Miércoles, 23 de noviembre de 1960

Hoy vi a Duncan. El profesor Sjögren ha venido desde Suecia para dar una conferencia sobre técnicas hipotérmicas en el tratamiento de anomalías cerebrales. En el Queens, todo el que tenía cierta proyección internacional quería ir, pero nuestra sala de conferencias sólo tenía capacidad para quinientas personas, de modo que la pugna por conseguir un asiento fue feroz. El viejo sueco es un eminente neurocirujano, que goza de una reputación mundial por su idea de congelar al paciente para disminuir el ritmo cardíaco y la circulación antes de cortar el aneurisma, realizar una derivación o lo que sea. Como técnica encargada del servicio de Radiología de Urgencias, conseguí un asiento y me vi flanqueada por la Hermana de Urgencias y nada menos que por el señor Duncan Forsythe. ¡Menudo martirio! No pudimos evitar el contacto físico, y todo mi costado derecho ardió durante horas.
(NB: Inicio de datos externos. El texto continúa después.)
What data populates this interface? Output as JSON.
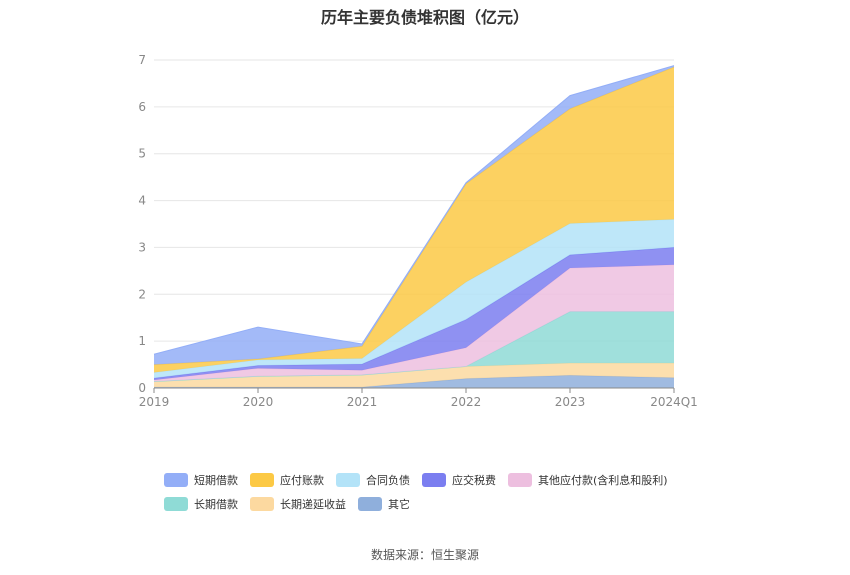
{
  "chart_data": {
    "type": "area",
    "stacked": true,
    "title": "历年主要负债堆积图（亿元）",
    "categories": [
      "2019",
      "2020",
      "2021",
      "2022",
      "2023",
      "2024Q1"
    ],
    "ylim": [
      0,
      7
    ],
    "yticks": [
      "0",
      "1",
      "2",
      "3",
      "4",
      "5",
      "6",
      "7"
    ],
    "grid": true,
    "legend_position": "bottom",
    "series": [
      {
        "name": "其它",
        "color": "#8fafdc",
        "values": [
          0.02,
          0.02,
          0.02,
          0.2,
          0.27,
          0.22
        ]
      },
      {
        "name": "长期递延收益",
        "color": "#fcd9a0",
        "values": [
          0.12,
          0.23,
          0.26,
          0.26,
          0.26,
          0.31
        ]
      },
      {
        "name": "长期借款",
        "color": "#8fdbd6",
        "values": [
          0,
          0,
          0,
          0,
          1.1,
          1.1
        ]
      },
      {
        "name": "其他应付款(含利息和股利)",
        "color": "#edbfdf",
        "values": [
          0.03,
          0.17,
          0.1,
          0.4,
          0.93,
          1.0
        ]
      },
      {
        "name": "应交税费",
        "color": "#7b7ef0",
        "values": [
          0.04,
          0.06,
          0.13,
          0.6,
          0.28,
          0.37
        ]
      },
      {
        "name": "合同负债",
        "color": "#b3e3f8",
        "values": [
          0.12,
          0.12,
          0.12,
          0.8,
          0.67,
          0.6
        ]
      },
      {
        "name": "应付账款",
        "color": "#fcc945",
        "values": [
          0.17,
          0.02,
          0.26,
          2.1,
          2.45,
          3.25
        ]
      },
      {
        "name": "短期借款",
        "color": "#93aef7",
        "values": [
          0.22,
          0.68,
          0.05,
          0.02,
          0.28,
          0.03
        ]
      }
    ],
    "legend_order": [
      "短期借款",
      "应付账款",
      "合同负债",
      "应交税费",
      "其他应付款(含利息和股利)",
      "长期借款",
      "长期递延收益",
      "其它"
    ]
  },
  "source": "数据来源：恒生聚源"
}
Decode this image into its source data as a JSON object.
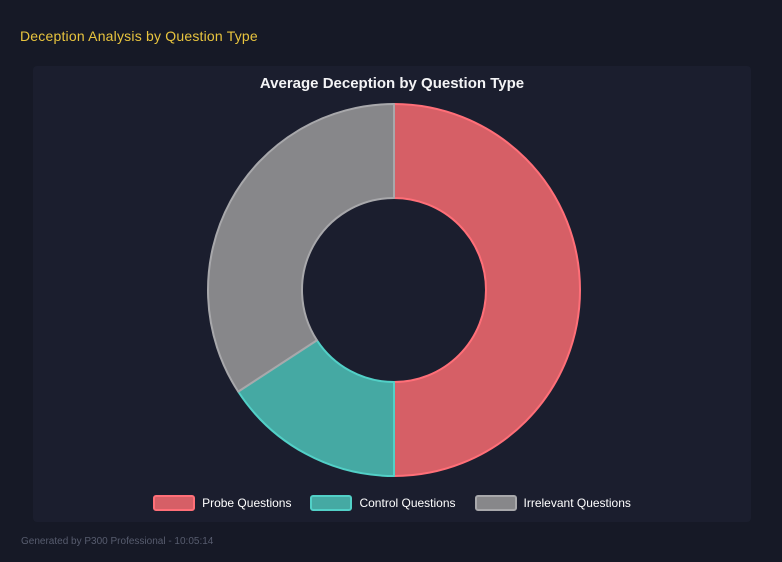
{
  "page": {
    "title": "Deception Analysis by Question Type",
    "footer": "Generated by P300 Professional - 10:05:14",
    "accent_yellow": "#e8c43e",
    "background": "#161926",
    "panel_background": "#1b1e2e"
  },
  "chart_data": {
    "type": "pie",
    "subtype": "doughnut",
    "title": "Average Deception by Question Type",
    "categories": [
      "Probe Questions",
      "Control Questions",
      "Irrelevant Questions"
    ],
    "values_percent_estimated": [
      50,
      15.8,
      34.2
    ],
    "colors": [
      {
        "fill": "#d65f66",
        "border": "#ff6f78"
      },
      {
        "fill": "#45a9a3",
        "border": "#52d0c7"
      },
      {
        "fill": "#87878a",
        "border": "#a8a8ab"
      }
    ],
    "legend_position": "bottom",
    "start_angle": "top",
    "direction": "clockwise",
    "cutout_percent": 49
  }
}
Me saludó con un seco movimiento de cabeza pero no me sonrió, y luego fijó la vista en la tarima o se dedicó a conversar con el señor Naseby-Morton, que estaba a su derecha.
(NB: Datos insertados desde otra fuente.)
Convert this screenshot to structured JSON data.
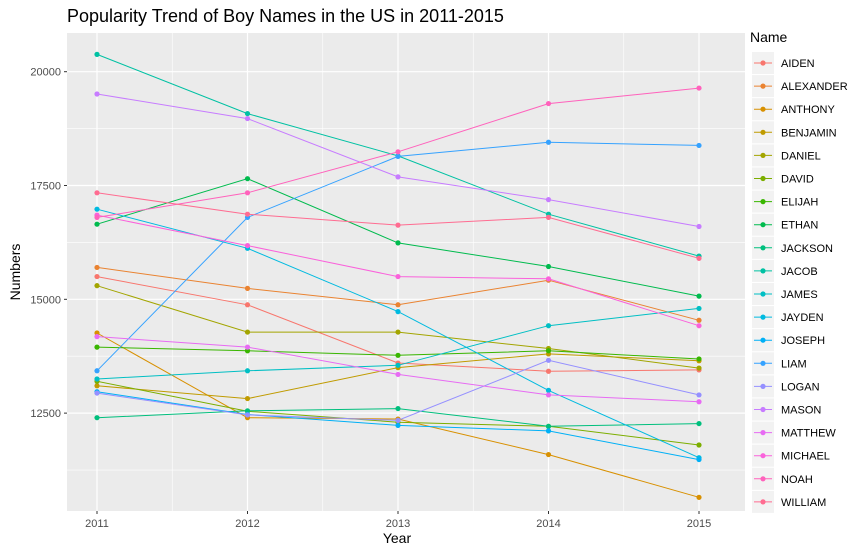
{
  "chart_data": {
    "type": "line",
    "title": "Popularity Trend of Boy Names in the US in 2011-2015",
    "xlabel": "Year",
    "ylabel": "Numbers",
    "x": [
      2011,
      2012,
      2013,
      2014,
      2015
    ],
    "x_tick_labels": [
      "2011",
      "2012",
      "2013",
      "2014",
      "2015"
    ],
    "ylim": [
      10350,
      20850
    ],
    "y_ticks": [
      12500,
      15000,
      17500,
      20000
    ],
    "y_tick_labels": [
      "12500",
      "15000",
      "17500",
      "20000"
    ],
    "grid": true,
    "legend": {
      "title": "Name",
      "placement": "right"
    },
    "series": [
      {
        "name": "AIDEN",
        "color": "#F8766D",
        "values": [
          15500,
          14880,
          13600,
          13420,
          13450
        ]
      },
      {
        "name": "ALEXANDER",
        "color": "#EA8331",
        "values": [
          15700,
          15240,
          14880,
          15420,
          14540
        ]
      },
      {
        "name": "ANTHONY",
        "color": "#D89000",
        "values": [
          14260,
          12400,
          12370,
          11590,
          10650
        ]
      },
      {
        "name": "BENJAMIN",
        "color": "#C09B00",
        "values": [
          13100,
          12820,
          13500,
          13800,
          13650
        ]
      },
      {
        "name": "DANIEL",
        "color": "#A3A500",
        "values": [
          15300,
          14280,
          14280,
          13920,
          13490
        ]
      },
      {
        "name": "DAVID",
        "color": "#7CAE00",
        "values": [
          13200,
          12540,
          12300,
          12210,
          11800
        ]
      },
      {
        "name": "ELIJAH",
        "color": "#39B600",
        "values": [
          13950,
          13870,
          13770,
          13870,
          13690
        ]
      },
      {
        "name": "ETHAN",
        "color": "#00BB4E",
        "values": [
          16650,
          17650,
          16240,
          15720,
          15070
        ]
      },
      {
        "name": "JACKSON",
        "color": "#00BF7D",
        "values": [
          12400,
          12550,
          12600,
          12210,
          12270
        ]
      },
      {
        "name": "JACOB",
        "color": "#00C1A3",
        "values": [
          20380,
          19080,
          18150,
          16870,
          15950
        ]
      },
      {
        "name": "JAMES",
        "color": "#00BFC4",
        "values": [
          13250,
          13430,
          13550,
          14420,
          14800
        ]
      },
      {
        "name": "JAYDEN",
        "color": "#00BAE0",
        "values": [
          16980,
          16120,
          14730,
          13000,
          11520
        ]
      },
      {
        "name": "JOSEPH",
        "color": "#00B0F6",
        "values": [
          12970,
          12470,
          12230,
          12110,
          11480
        ]
      },
      {
        "name": "LIAM",
        "color": "#35A2FF",
        "values": [
          13430,
          16800,
          18140,
          18450,
          18380
        ]
      },
      {
        "name": "LOGAN",
        "color": "#9590FF",
        "values": [
          12940,
          12460,
          12340,
          13660,
          12900
        ]
      },
      {
        "name": "MASON",
        "color": "#C77CFF",
        "values": [
          19510,
          18970,
          17690,
          17190,
          16600
        ]
      },
      {
        "name": "MATTHEW",
        "color": "#E76BF3",
        "values": [
          14180,
          13950,
          13350,
          12900,
          12750
        ]
      },
      {
        "name": "MICHAEL",
        "color": "#FA62DB",
        "values": [
          16850,
          16180,
          15500,
          15450,
          14420
        ]
      },
      {
        "name": "NOAH",
        "color": "#FF62BC",
        "values": [
          16800,
          17340,
          18240,
          19300,
          19640
        ]
      },
      {
        "name": "WILLIAM",
        "color": "#FF6C91",
        "values": [
          17340,
          16870,
          16630,
          16800,
          15900
        ]
      }
    ]
  }
}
La Hermana Tesoriero, que lleva el Servicio de Traumatología Infantil, estaba más o menos cerca de la Hermana de Urgencias, con la que mantenía sus habituales discusiones.
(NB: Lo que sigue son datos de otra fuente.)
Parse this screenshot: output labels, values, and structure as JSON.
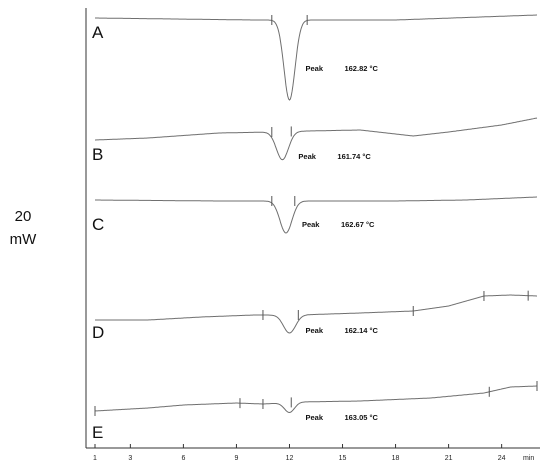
{
  "figure": {
    "y_scale_value": "20",
    "y_scale_unit": "mW"
  },
  "chart_data": {
    "type": "line",
    "x_unit": "min",
    "x_ticks": [
      1,
      3,
      6,
      9,
      12,
      15,
      18,
      21,
      24
    ],
    "xlim": [
      1,
      26
    ],
    "grid": false,
    "traces": [
      {
        "label": "A",
        "peak_text": "Peak",
        "peak_value": "162.82 °C",
        "peak_min": 12,
        "baseline": [
          [
            1,
            18
          ],
          [
            10,
            20
          ],
          [
            12.5,
            20
          ],
          [
            18,
            20
          ],
          [
            26,
            15
          ]
        ],
        "markers_min": [
          11.0,
          13.0
        ]
      },
      {
        "label": "B",
        "peak_text": "Peak",
        "peak_value": "161.74 °C",
        "peak_min": 11.6,
        "baseline": [
          [
            1,
            140
          ],
          [
            4,
            138
          ],
          [
            8,
            133
          ],
          [
            11,
            132
          ],
          [
            13,
            131
          ],
          [
            16,
            130
          ],
          [
            19,
            136
          ],
          [
            21,
            132
          ],
          [
            24,
            125
          ],
          [
            26,
            118
          ]
        ],
        "markers_min": [
          11.0,
          12.1
        ]
      },
      {
        "label": "C",
        "peak_text": "Peak",
        "peak_value": "162.67 °C",
        "peak_min": 11.8,
        "baseline": [
          [
            1,
            200
          ],
          [
            8,
            201
          ],
          [
            11,
            201
          ],
          [
            12.5,
            201
          ],
          [
            18,
            201
          ],
          [
            22,
            200
          ],
          [
            26,
            197
          ]
        ],
        "markers_min": [
          11.0,
          12.3
        ]
      },
      {
        "label": "D",
        "peak_text": "Peak",
        "peak_value": "162.14 °C",
        "peak_min": 12,
        "baseline": [
          [
            1,
            320
          ],
          [
            4,
            320
          ],
          [
            7,
            317
          ],
          [
            10,
            315
          ],
          [
            12.5,
            315
          ],
          [
            16,
            313
          ],
          [
            19,
            311
          ],
          [
            21,
            306
          ],
          [
            23,
            296
          ],
          [
            24.5,
            295
          ],
          [
            26,
            296
          ]
        ],
        "markers_min": [
          10.5,
          12.5,
          19,
          23,
          25.5
        ]
      },
      {
        "label": "E",
        "peak_text": "Peak",
        "peak_value": "163.05 °C",
        "peak_min": 12,
        "baseline": [
          [
            1,
            411
          ],
          [
            4,
            408
          ],
          [
            6,
            405
          ],
          [
            9,
            403
          ],
          [
            10.5,
            404
          ],
          [
            12.5,
            402
          ],
          [
            16,
            401
          ],
          [
            20,
            398
          ],
          [
            23,
            393
          ],
          [
            24.5,
            387
          ],
          [
            26,
            386
          ]
        ],
        "markers_min": [
          1,
          9.2,
          10.5,
          12.1,
          23.3,
          26
        ]
      }
    ]
  }
}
—Yo sí que trabajo —decía Marie O’Callaghan—, pero vosotras, las encargadas, estáis de adorno. Os pasáis el día entero adulando a los jefes de servicio y ofreciéndoles sandwiches de tomate para acompañar el té en lugar de la mantequilla de cacahuete que recibe el resto de los pobres mortales.

—¡Sssh! —siseé yo entre dientes—. ¡Estoy sentada junto a ya saben quién!

La Hermana de Urgencias se limitó a esbozar una sonrisa cómplice, pero la Hermana Tesoriero adoptó una expresión de horror y se calló. Su querido señor Forsythe, del Servicio de Traumatología Infantil, podría no estar de acuerdo en comer sandwiches de tomate si se enterara de que el resto de los pobres mortales no recibía más que mantequilla de cacahuete. Era tan amable…

Por un momento me pregunté si debería llevarme la mano a la boca y simular que tenía ganas de vomitar, pero como estábamos justamente en el medio de la larga fila de asientos, me prestarían más atención de la que recibiría si aguantara el mal trago.

No creo haber oído una sola palabra de la conferencia, y en el preciso instante en que terminó me levanté, dispuesta a unirme al éxodo masivo. Él se marcharía con el señor Naseby-Morton por el pasillo opuesto de la sala, gracias a Dios. Pero no ocurrió así. Vino tras de mí, seguido por el jefe de cirugía cardíaca que no quería dejar la conversación. Luego me puso las manos en la cintura, ¡el muy idiota! ¿No se da cuenta de que la mitad de las miradas femeninas estaban puestas en él? Fue una caricia, no un apretón, y todo ocurrió en un segundo, con aquellas grandes y cuidadas manos que podían triturarte los huesos sin problemas y sin embargo recorrieron mi piel con tanta delicadeza que me hizo estremecer. La cabeza me daba vueltas, me tambaleé. Lo cual, ahora que lo pienso, fue lo mejor que pudo haberme ocurrido. Podía dejar sus manos allí, detenerme, incluso hacer que me volviese para mirarme a los ojos.

—¡Gracias, gracias, señor! —dije, casi sin aliento, mientras me liberaba de sus manos y corría hacia la Hermana de Urgencias y la Hermana Tesoriero, que ya se habían alejado bastante de mí.

—¿Qué te ha pasado? —preguntó la Hermana de Urgencias cuando las alcancé.

—Tropecé —dije—, y el señor Forsythe me agarró.

—¡Eso sí que es tener suerte! ¡Ojalá me hubiera pasado a mí! —suspiró la Hermana Tesoriero.

A quién se le puede ocurrir que eso es tener suerte. El muy cabrón lo hizo adrede para ver cómo reaccionaba, y para colmo tuve que agradecérselo.

La Hermana de Urgencias, que me conoce mucho mejor, se limitó a mirarme pensativa. ¿Es que tengo monos en la cara?